I've noticed: it's not unusual for people to become offended and to rapidly lose all respect for a critic if this critic dares to cross the fence that's been raised between religion and academics in almost every sphere outside UD (and why should a fence be there at all when both have the aim of pursuing truth?). A reading of a poem or novel that finds a significance that resonates to any degree with Christianity is automatically assumed (not even so much by academia as by amateurs who have a blatantly liberal education and an unfortunately close-minded reaction when exposed to anything smacking of tradition) to be that of an ignorant pietist, determined to find validation for his or her faith in the works of every writer of note.
So avoid speaking of imagery of redemption, redemptive suffering, fulfillment in the transcendental. Such subjects are too close to the danger zone. Anthropologists and scholars of religious phenomena would likely have no objection to a person finding such references in the smallest minutiae of cultural production (though these scholars tend to have a rather different explanation for the existence of such ideas than I might, tending in the tradition of their discipline to put the cart before the horse and assuming that the ideas exist because of the ritual, not the rituals because the ideas are true). But to the reactionary, the findings are offensive and untrue because all-too familiar.

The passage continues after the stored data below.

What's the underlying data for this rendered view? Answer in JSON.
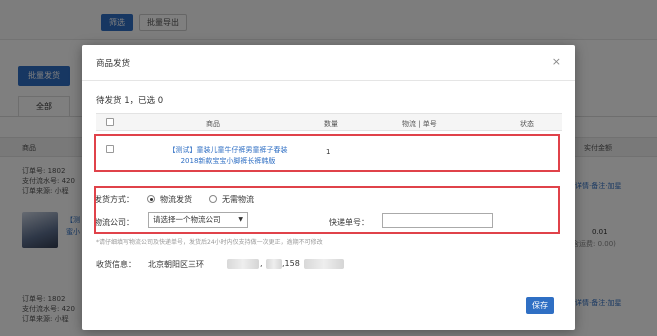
{
  "background": {
    "filter_label": "",
    "filter_button": "筛选",
    "export_button": "批量导出",
    "batch_ship_button": "批量发货",
    "tab_all": "全部",
    "header_goods": "商品",
    "header_paid": "实付金额",
    "orders": [
      {
        "order_no": "订单号: 1802",
        "pay_serial": "支付流水号: 420",
        "source": "订单来源: 小程"
      },
      {
        "order_no": "订单号: 1802",
        "pay_serial": "支付流水号: 420",
        "source": "订单来源: 小程"
      }
    ],
    "goods_snippet_line1": "【测",
    "goods_snippet_line2": "蜜小",
    "detail_link_1": "详情·备注·加星",
    "detail_link_2": "详情·备注·加星",
    "amount": "0.01",
    "amount_sub": "含运费: 0.00)"
  },
  "modal": {
    "title": "商品发货",
    "close": "×",
    "pending": "待发货 1，已选 0",
    "columns": {
      "goods": "商品",
      "qty": "数量",
      "logistics": "物流 | 单号",
      "status": "状态"
    },
    "item": {
      "title_line1": "【测试】童装儿童牛仔裤男童裤子春装",
      "title_line2": "2018新款宝宝小脚裤长裤韩版",
      "qty": "1"
    },
    "ship_method_label": "发货方式：",
    "ship_options": [
      "物流发货",
      "无需物流"
    ],
    "ship_selected": 0,
    "company_label": "物流公司：",
    "company_select": "请选择一个物流公司",
    "tracking_label": "快递单号：",
    "tracking_value": "",
    "hint": "*请仔细填写物流公司及快递单号，发货后24小时内仅支持做一次更正，逾期不可修改",
    "recv_label": "收货信息：",
    "recv_addr": "北京朝阳区三环",
    "recv_tail_1": ",",
    "recv_tail_2": ",158",
    "save": "保存"
  },
  "colors": {
    "accent": "#2f6fc4",
    "highlight": "#e0424a"
  }
}
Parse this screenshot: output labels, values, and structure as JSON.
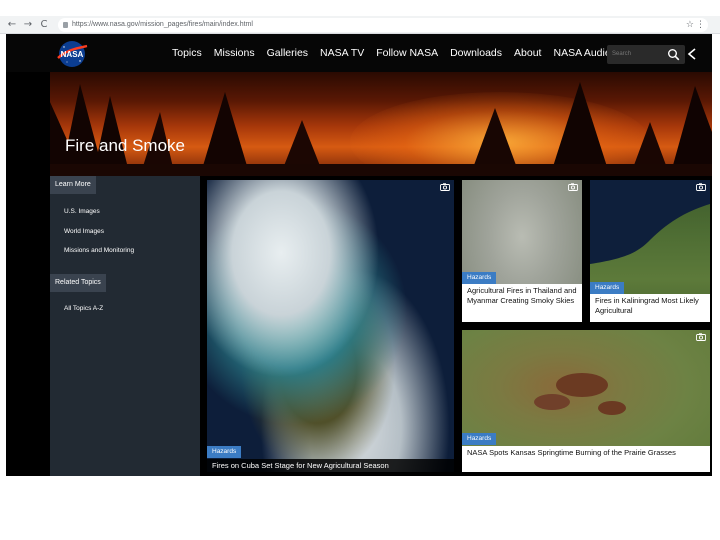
{
  "browser": {
    "url": "https://www.nasa.gov/mission_pages/fires/main/index.html",
    "back": "←",
    "forward": "→",
    "reload": "C",
    "star": "☆",
    "menu": "⋮"
  },
  "header": {
    "logo_text": "NASA",
    "nav": [
      "Topics",
      "Missions",
      "Galleries",
      "NASA TV",
      "Follow NASA",
      "Downloads",
      "About",
      "NASA Audiences"
    ],
    "search_placeholder": "Search"
  },
  "hero": {
    "title": "Fire and Smoke"
  },
  "sidebar": {
    "learn_more": "Learn More",
    "links": [
      "U.S. Images",
      "World Images",
      "Missions and Monitoring"
    ],
    "related_topics": "Related Topics",
    "related_links": [
      "All Topics A-Z"
    ]
  },
  "cards": [
    {
      "tag": "Hazards",
      "title": "Fires on Cuba Set Stage for New Agricultural Season"
    },
    {
      "tag": "Hazards",
      "title": "Agricultural Fires in Thailand and Myanmar Creating Smoky Skies"
    },
    {
      "tag": "Hazards",
      "title": "Fires in Kaliningrad Most Likely Agricultural"
    },
    {
      "tag": "Hazards",
      "title": "NASA Spots Kansas Springtime Burning of the Prairie Grasses"
    }
  ],
  "colors": {
    "tag_blue": "#3b7cc4",
    "sidebar_bg": "#222a33",
    "header_bg": "#060606"
  }
}
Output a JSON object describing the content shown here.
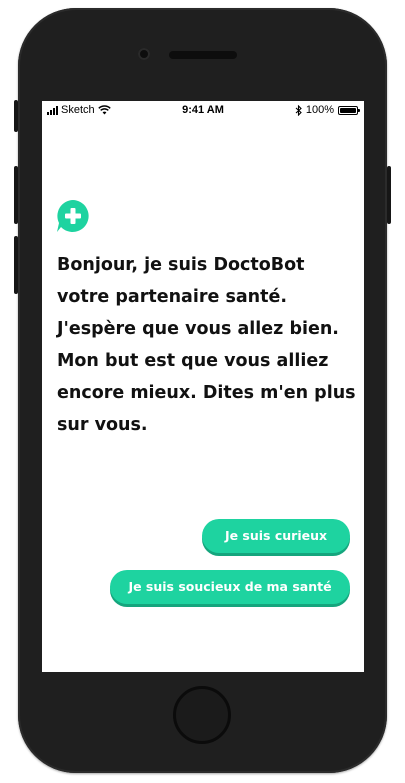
{
  "status_bar": {
    "carrier": "Sketch",
    "time": "9:41 AM",
    "battery_percent": "100%"
  },
  "chat": {
    "bot_message": "Bonjour, je suis DoctoBot votre partenaire santé. J'espère que vous allez bien. Mon but est que vous alliez encore mieux. Dites m'en plus sur vous.",
    "quick_replies": [
      {
        "label": "Je suis curieux"
      },
      {
        "label": "Je suis soucieux de ma santé"
      }
    ]
  },
  "colors": {
    "accent": "#1ED3A0",
    "accent_shadow": "#15A57D",
    "text": "#111111",
    "device_frame": "#1F1F1F"
  },
  "icons": {
    "bot_avatar": "medical-cross-chat-bubble-icon"
  }
}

Why indeed should we "make everything Christian"? Why be so close-minded as to claim all good art as progeny of our own religion? I answer: we don't have to contort every text to fit within the narrow lens of an archaic and domineering religion. The lens isn't at all narrow! A true work of art, I think everyone will admit without too many qualifications will address some aspect of truth. And certainly it is qualified to address and wrestle with the most fundamental desires of man. However original one may wish to be in defining these fundamental desires, the fact remains that many artists see among them the desires to be forgiven, absolved of guilt, and to find meaning in something outside oneself. Yet when one finds these in art, many are offended because recognizing this desire recognizes an implicit desire for Christianity. For the fulfillment of these desires - in a totally unexpected way - is precisely what Christianity offers.